Лётчик весело рассмеялся, от смеха дрогнули его брови, золотистые, как колоски.
— Ладно, догоняй! Только не очень спеши.
И они пошли вместе.
Снег вокруг стоял высокий. В нём утонули скамьи, наружу торчали только выгнутые спинки. Над головами лётчика и Олешка старые липы сплетали голые ветви. На них кое-где висели семена, круглые, как охотничьи дробинки. А на морщинистых стволах Олешек увидал странные снежные нашлёпки. Они сидели одна над одной, ровно, как пуговицы.
Олешек удивился:
— Что ли Валерка тут снежками кидался? Он же дома сидит, у него же горло болит!

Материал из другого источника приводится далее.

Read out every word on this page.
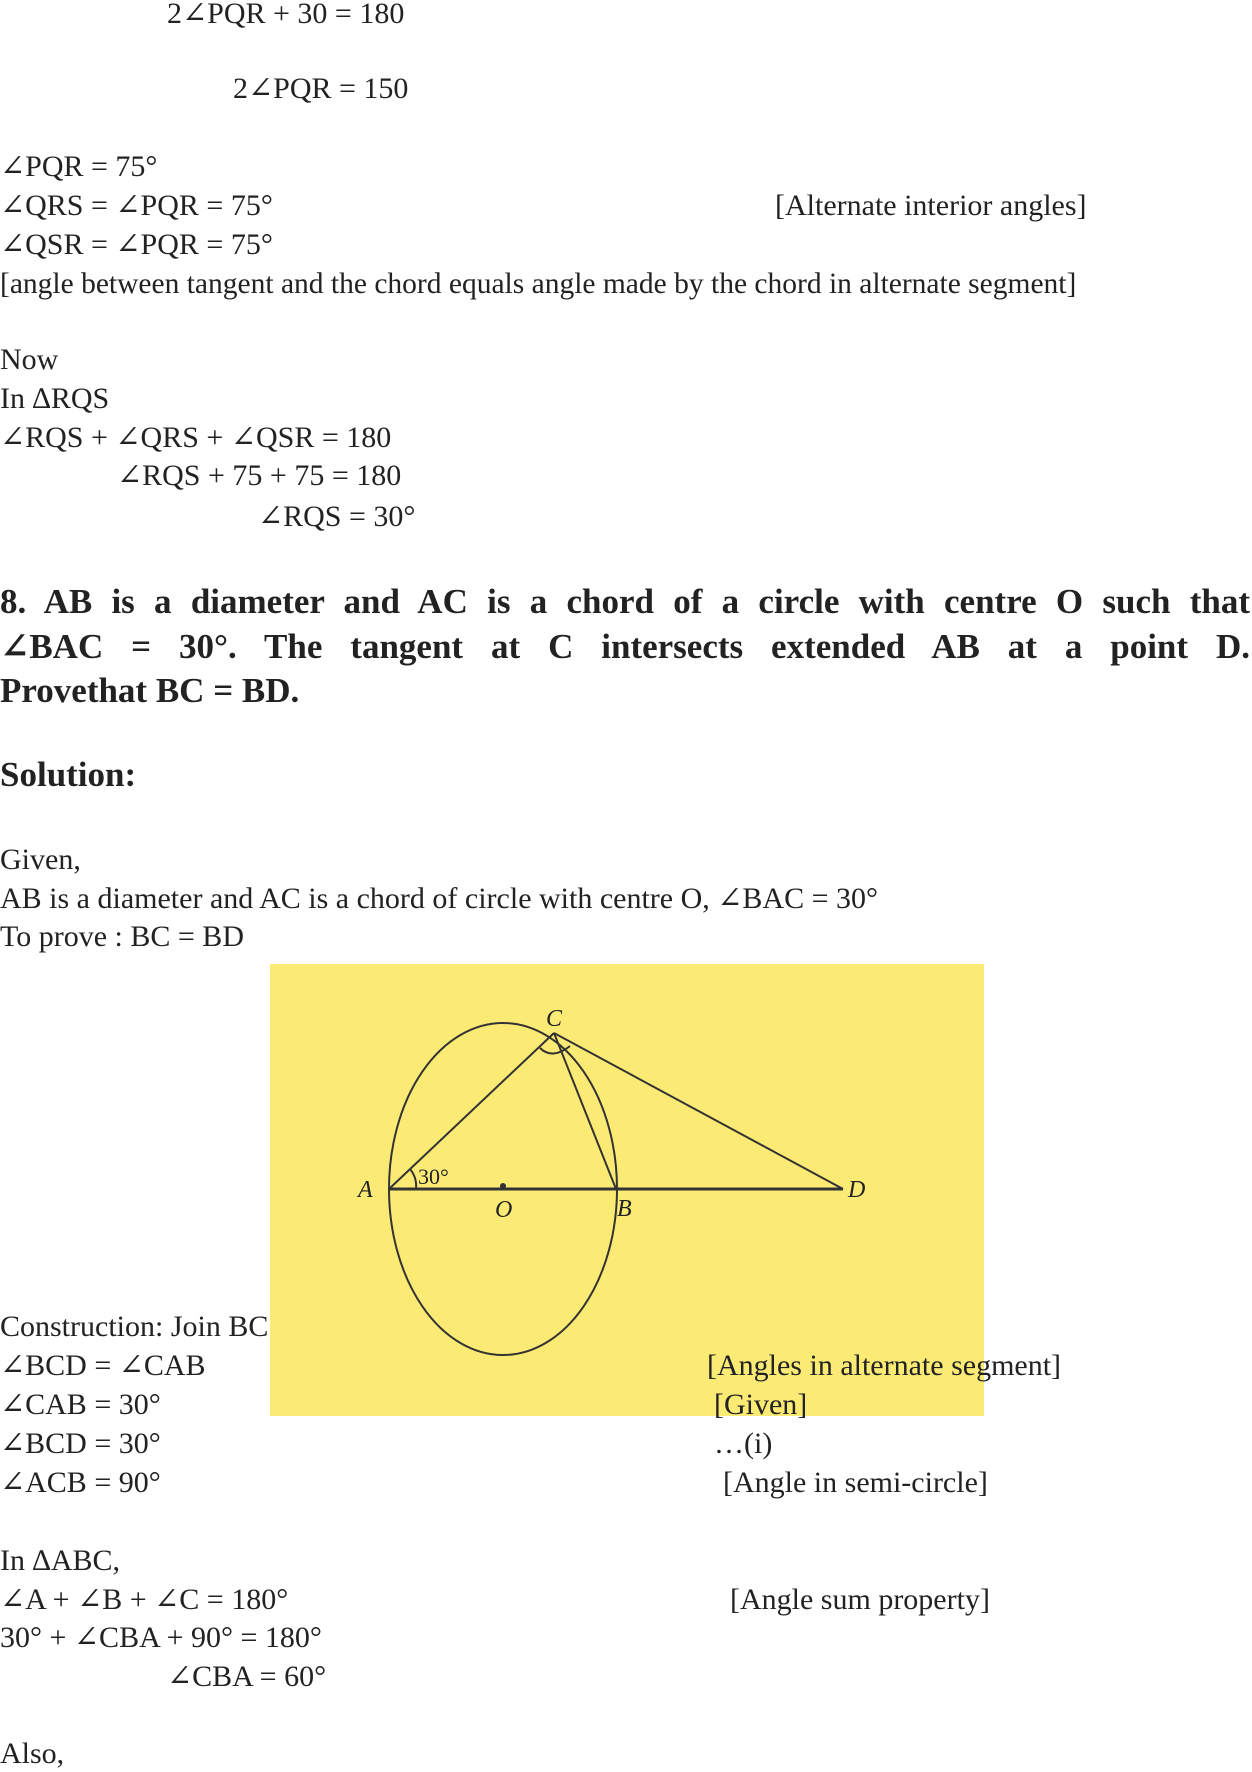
2∠PQR + 30 = 180
2∠PQR = 150
∠PQR = 75°
∠QRS = ∠PQR = 75°	[Alternate interior angles]
∠QSR = ∠PQR = 75°
[angle between tangent and the chord equals angle made by the chord in alternate segment]
Now
In ∆RQS
∠RQS + ∠QRS + ∠QSR = 180
∠RQS + 75 + 75 = 180
∠RQS = 30°
8. AB is a diameter and AC is a chord of a circle with centre O such that
∠BAC = 30°. The tangent at C intersects extended AB at a point D.
Provethat BC = BD.
Solution:
Given,
AB is a diameter and AC is a chord of circle with centre O, ∠BAC = 30°
To prove : BC = BD
A
B
C
D
O
30°
Construction: Join BC
∠BCD = ∠CAB	[Angles in alternate segment]
∠CAB = 30°	[Given]
∠BCD = 30°	…(i)
∠ACB = 90°	[Angle in semi-circle]
In ∆ABC,
∠A + ∠B + ∠C = 180°	[Angle sum property]
30° + ∠CBA + 90° = 180°
∠CBA = 60°
Also,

Лётчик засмеялся, подкинул вверх свою шапку-ушанку, тряхнул головой, и шапка села ему обратно на макушку.
— И вовсе не Валерка кидался, а я!
Он сжал в ладони снег, сделал быстрый рывок — р-раз! — и новая снежная пуговица села на дальнюю липу.
— И я буду, — сказал Олешек. — Р-раз!
Олешкин снежок угодил в дупло. А из дупла выскочила белка. И замерла, разглядывая стоявших вблизи людей — большого и маленького. Она была ещё не взрослая белка, а бельчонок. Люди, боясь её спугнуть, молча схватили друг друга за руки.
— Серая, — шёпотом сказал Олешек.
— Рыженькая! — шёпотом ответил лётчик.
А белка была наполовину беленькая, наполовину рыжая.
Олешек не успел открыть рот, чтобы опять сказать «серая», как белка на острых коготках мигом взобралась вверх по стволу, молнией переметнулась на соседнюю ёлку и пропала из глаз. Только зелёная хвоя бесшумно шевельнулась.
— Жаль, спугнули, — проговорил лётчик и поудобнее забрал в свою руку маленькие замёрзшие Олешкины пальцы.
— Ага, правда жаль, — согласился Олешек и поглубже засунул пальцы в широкую тёплую ладонь лётчика.